L'autre côté de la terre
Une presqu'île, où son coeur a élu domicile, une ville indescriptible qui la met dans un état fébrile, presque fragile. Lointains souvenirs indélébiles, Lulu le sait, au fond de son âme, elle y est. Tous ces endroits, tous ces quartiers, elle les reconnaît. Mais d'où peut bien venir tout ça, c'est ça qu'elle ne sait pas. Et la meilleure façon d'éclaircir ce mystère, c'est d'y mettre pied à terre. Elle veut sauter dans un avion, laisser de côté sa phobie, laisser la place à l'émotion, et atterrir à Newark ou à Kennedy, enfin ça, c'est bien le dernier de ses soucis.
Elle voudrait seulement comprendre, ou tout au moins essayer. Essayer d'expliquer d'où vient ce long frisson, cette incroyable intensité, les yeux écarquillés, mouillés, cette impression de déjà y être allée. Et tout ressentir au premier degré.
Une tour attaquée, Lulu est touchée. La deuxième tombe et Lulu s'effondre.

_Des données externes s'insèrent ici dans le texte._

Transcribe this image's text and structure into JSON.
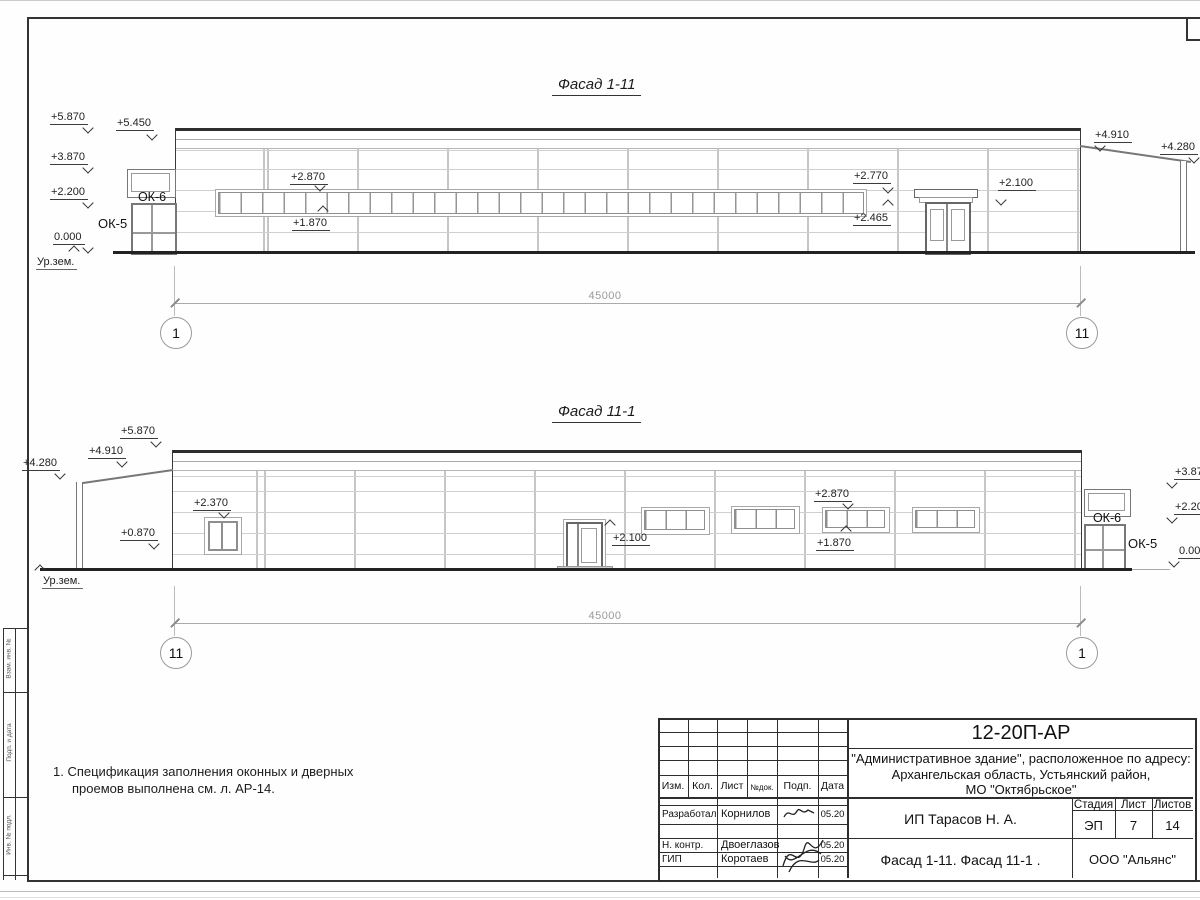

Affolée, paniquée. Inconsolable, autant de sanglots que de larmes pendant qu'elle allaitait son bébé. Ça lui paraît bien démesuré mais c'est pourtant ce qui s'est passé. Et c'est ce qu'elle cherche à s'expliquer.
Et en y allant pour de bon, peut-être que l'évidence aura le premier rôle. Ou peut-être pas. A la limite, peu importe. Qu'il y ait un fait révélateur, un choc, un déclic ou non, elle a ce besoin d'y être, au moins une fois.
New York lui fait de l'oeil, Manhattan la taquine et l'appelle, alors elle ira, le coeur aussi léger que serré, le feu au ventre et les joues rosées, comme on va au premier rendez-vous d'un amour passionné.
C'est pour quand ? C'est une très bonne question et elle vous remercie de l'avoir posée. Mais elle ne veut surtout pas le prévoir, quelle drôle d'idée.
Un jour, elle saura qu'il est temps, que c'est le bon moment, elle prendra son passeport et filera à l'aéroport.
Et là, fini de faire marche arrière, elle s'envole de l'autre côté de la terre.